The reason pitifully few films are legitimately available on the Internet is not producer hoarding. It is that those valuable creative works can't be adequately protected from theft. The analog format (videocassettes) and the digital format (DVDs) are different. Videocassette piracy costs the movie industry worldwide more than $3.5 billion, even though the sixth or seventh copy of analog becomes unwatchable. But the thousandth copy of digital is as pure as the original. Moreover, digital movies on the Internet can be pilfered and hurled at the speed of light to any spot on the planet. This is what gives movie producers so many Maalox moments.

What's keeping the movie industry from making its creativity theft-proof? Simply put, in order to transport movies as agreed to by the consumer on a rent, buy or pay-per-view basis with heightened security, computers and video devices must be prepared to react to instructions embedded in the film. Other ingredients are necessary to protect digital content, but it gets too complex to explain in a few sentences. At this moment, that kind of interaction is nowhere to be found in any computer or set-top box. Some security is available, but it is porous. The movie industry is, however, consulting with the finest brains in the digital world to try to find the answer.

As for the third charge -- that copyrighted movies are destroying digital innovation -- what the critics mean by "innovation" is legalizing the breaking of protection codes, without which there is no protection.

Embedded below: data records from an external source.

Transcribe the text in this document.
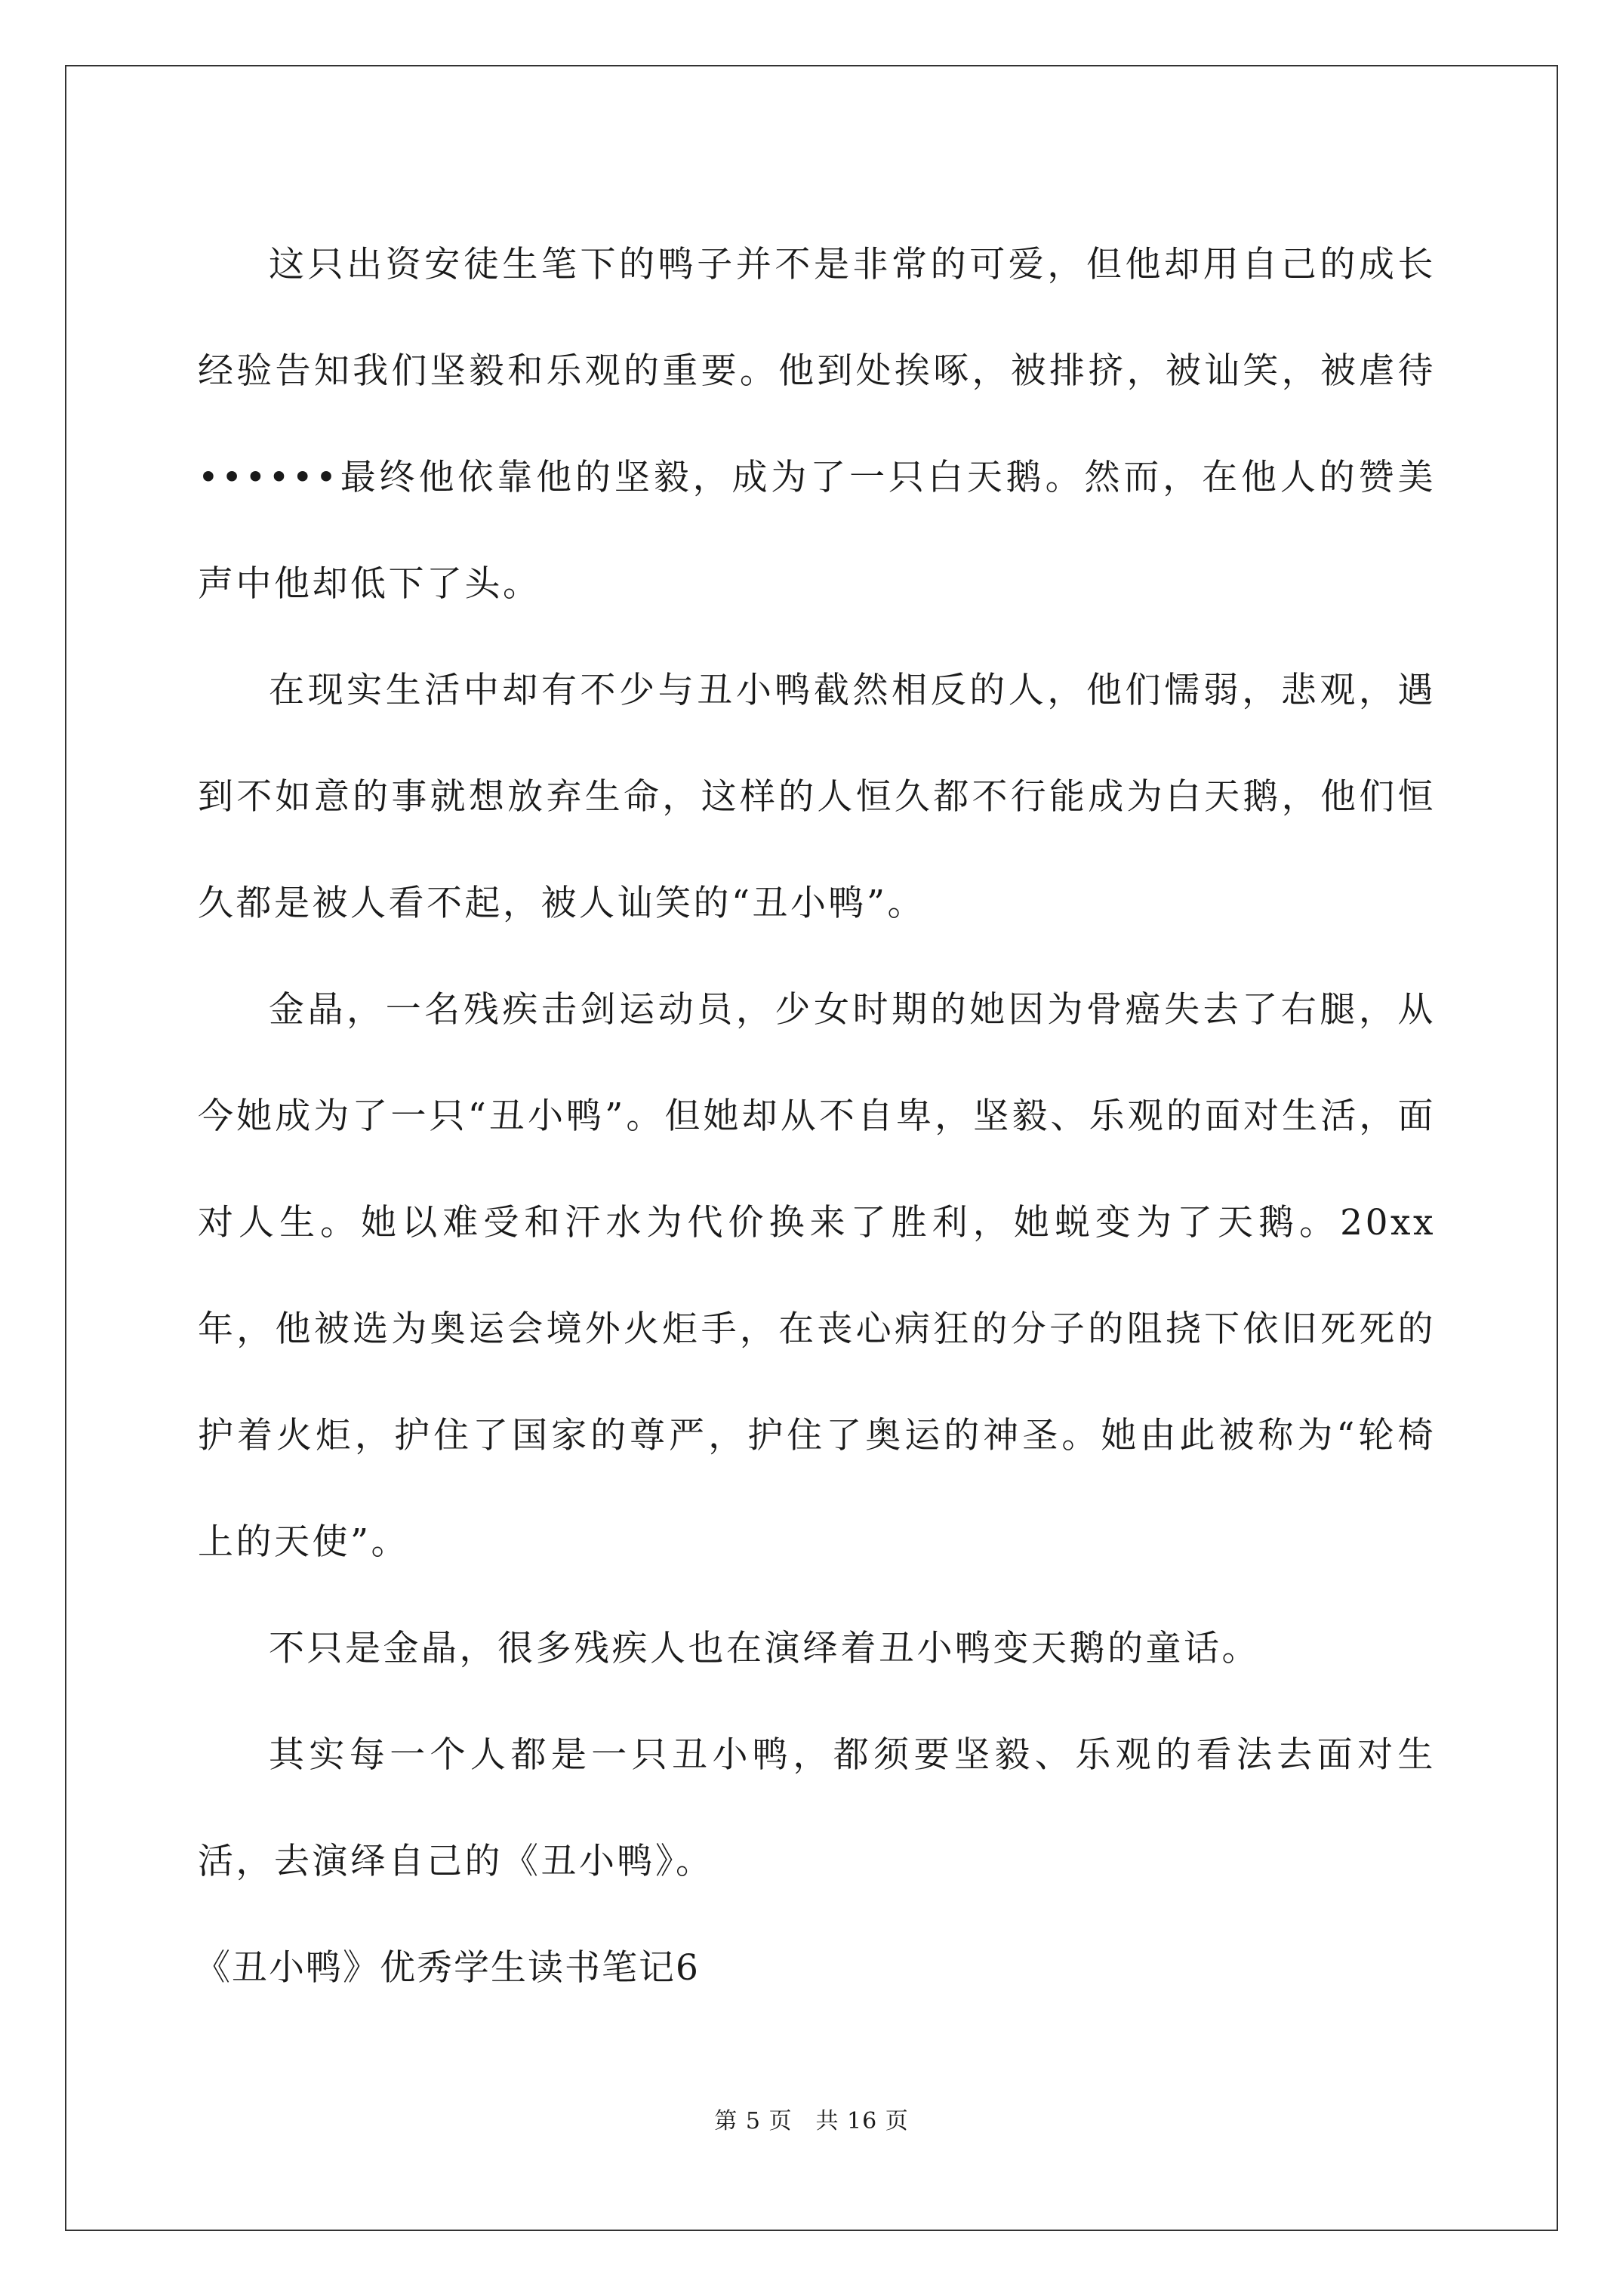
这只出资安徒生笔下的鸭子并不是非常的可爱，但他却用自己的成长经验告知我们坚毅和乐观的重要。他到处挨啄，被排挤，被讪笑，被虐待••••••最终他依靠他的坚毅，成为了一只白天鹅。然而，在他人的赞美声中他却低下了头。

在现实生活中却有不少与丑小鸭截然相反的人，他们懦弱，悲观，遇到不如意的事就想放弃生命，这样的人恒久都不行能成为白天鹅，他们恒久都是被人看不起，被人讪笑的“丑小鸭”。

金晶，一名残疾击剑运动员，少女时期的她因为骨癌失去了右腿，从今她成为了一只“丑小鸭”。但她却从不自卑，坚毅、乐观的面对生活，面对人生。她以难受和汗水为代价换来了胜利，她蜕变为了天鹅。20xx年，他被选为奥运会境外火炬手，在丧心病狂的分子的阻挠下依旧死死的护着火炬，护住了国家的尊严，护住了奥运的神圣。她由此被称为“轮椅上的天使”。

不只是金晶，很多残疾人也在演绎着丑小鸭变天鹅的童话。

其实每一个人都是一只丑小鸭，都须要坚毅、乐观的看法去面对生活，去演绎自己的《丑小鸭》。

《丑小鸭》优秀学生读书笔记6

第 5 页　共 16 页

Movie producers are eager to populate the Net with movies in a consumer-friendly format. There is a way to achieve adequate security for high-value movies on the Net. Computer and video-device companies need to sit at the table with the movie industry. Together, in good-faith talks, they must agree on the ingredients for creating strong protection for copyrighted films and then swiftly implement that agreement to make it an Internet reality. Without concord, one option is left: Congress must step in to protect valuable creative works on the Net and thereby benefit consumers by giving them another choice for movie viewing.

The writer is chairman and CEO of the Motion Picture Association.